De Andrè descrive gli anni Novanta, il carillon di “Ottocento”, destinato a impazzire e a esplodere, con una forza visionaria dirompente, dove il “figlio bianco e vermiglio” di Jacopone da Todi si mescola al figlio “figlio bello e audace, bronzo di Versace” in un tessuto poetico postmoderno, in grado di frullare la storia e la contemporaneità. E quando tutti, nel post 68, cantavano l’impegno politico, Fabrizio pubblicò il concept album “La Buona Novella”, il cui incipit, “Laudate Dominum”, prelude a un finale laico, “Laudate Hominem”.

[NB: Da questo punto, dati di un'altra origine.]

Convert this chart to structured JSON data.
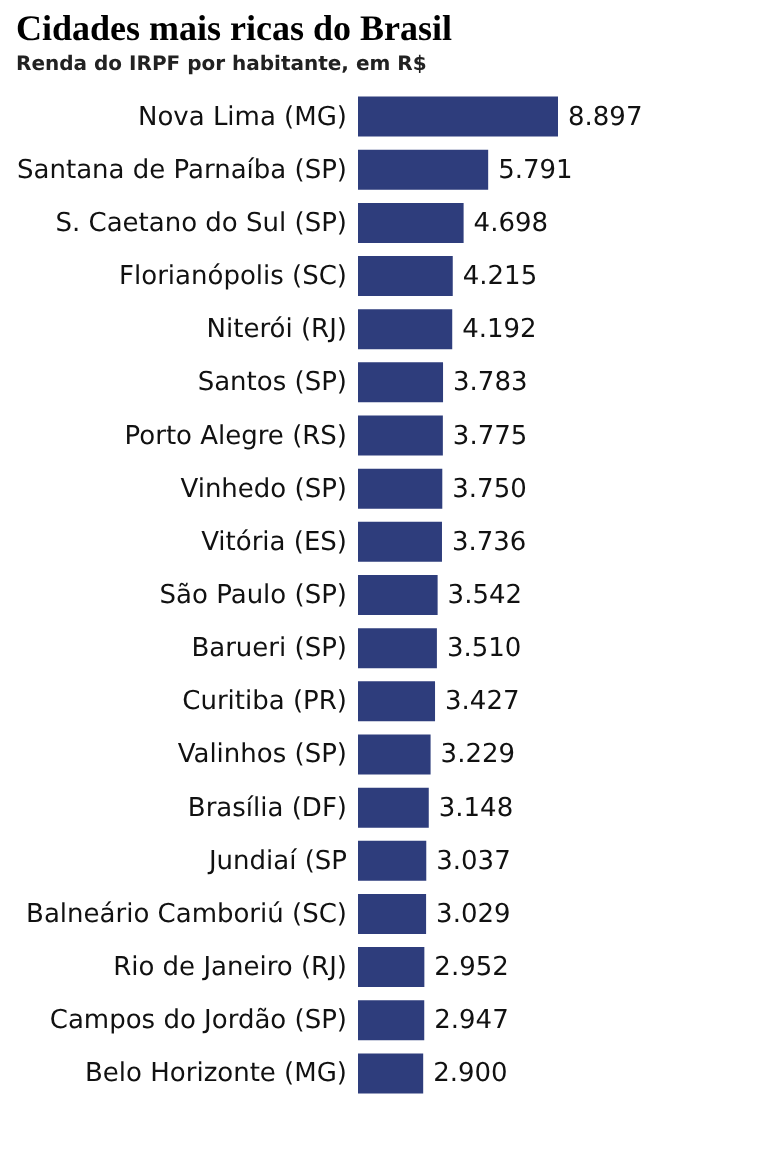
{
  "chart_data": {
    "type": "bar",
    "orientation": "horizontal",
    "title": "Cidades mais ricas do Brasil",
    "subtitle": "Renda do IRPF por habitante, em R$",
    "categories": [
      "Nova Lima (MG)",
      "Santana de Parnaíba (SP)",
      "S. Caetano do Sul (SP)",
      "Florianópolis (SC)",
      "Niterói (RJ)",
      "Santos (SP)",
      "Porto Alegre (RS)",
      "Vinhedo (SP)",
      "Vitória (ES)",
      "São Paulo (SP)",
      "Barueri (SP)",
      "Curitiba (PR)",
      "Valinhos (SP)",
      "Brasília (DF)",
      "Jundiaí (SP",
      "Balneário Camboriú (SC)",
      "Rio de Janeiro (RJ)",
      "Campos do Jordão (SP)",
      "Belo Horizonte (MG)"
    ],
    "values": [
      8897,
      5791,
      4698,
      4215,
      4192,
      3783,
      3775,
      3750,
      3736,
      3542,
      3510,
      3427,
      3229,
      3148,
      3037,
      3029,
      2952,
      2947,
      2900
    ],
    "value_labels": [
      "8.897",
      "5.791",
      "4.698",
      "4.215",
      "4.192",
      "3.783",
      "3.775",
      "3.750",
      "3.736",
      "3.542",
      "3.510",
      "3.427",
      "3.229",
      "3.148",
      "3.037",
      "3.029",
      "2.952",
      "2.947",
      "2.900"
    ],
    "color": "#2e3d7c"
  }
}
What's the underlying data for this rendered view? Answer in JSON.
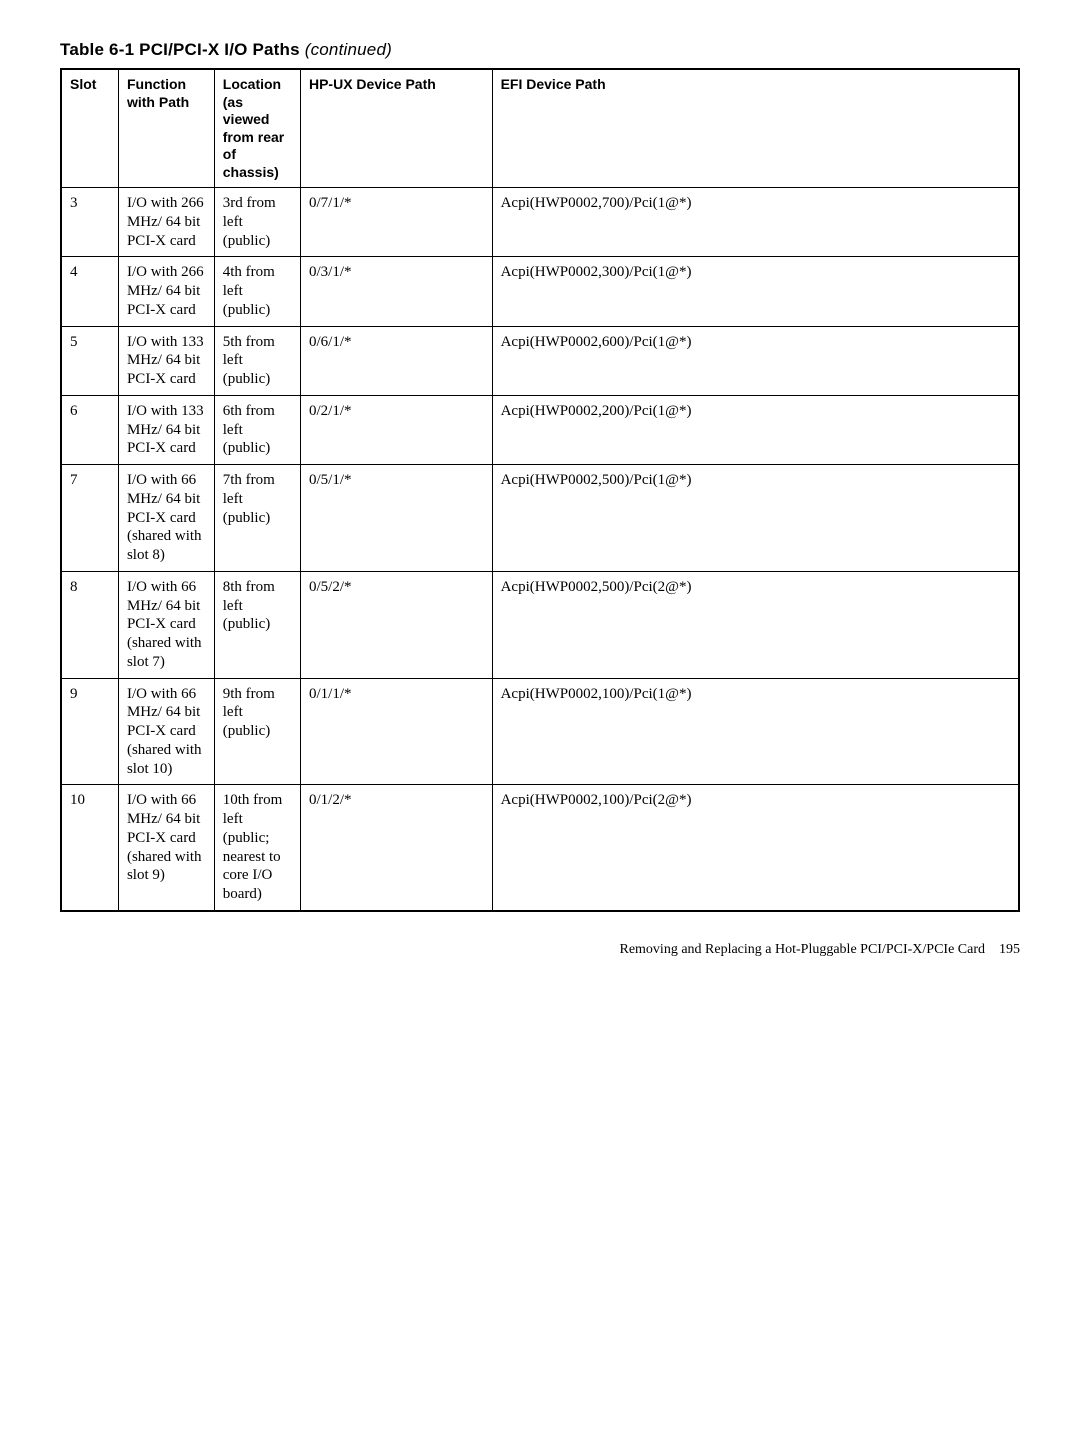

“Poterti smembrare coi denti e le mani,
sapere i tuoi occhi bevuti dai cani,
di morire in Croce puoi essere grato
a un brav’uomo di nome Pilato  
De Andrè canta l’amore laico per l’uomo Gesù, il riconoscimento della superiorità del messaggio cristiano, pur negando l’origine divina di Cristo.

“Ma adesso che viene la sera ed il buio
mi toglie il dolore dagli occhi
e scivola il sole al di là delle dune
a violentare altre notti:
io nel vedere quest’uomo che muore,
madre, io provo dolore.
Nella pietà che non cede al rancore,
madre, ho imparato l’amore” 
Ci siamo visti l’ultima volta a Perugia, il 12 aprile 1997. Erano saltate le due date siciliane. Presi il treno, arrivai a Roma. Affittai una Citroen Saxo, e giunsi a Perugia. Tornai a trovarlo in camerino. 
“Fabrizio, stanotte mi sono fatto 1200 chilometri per venirti ad ascoltare”, dissi col mio inconfondibile accento siculo. Mi guardò, perplesso: “Minchione sei”.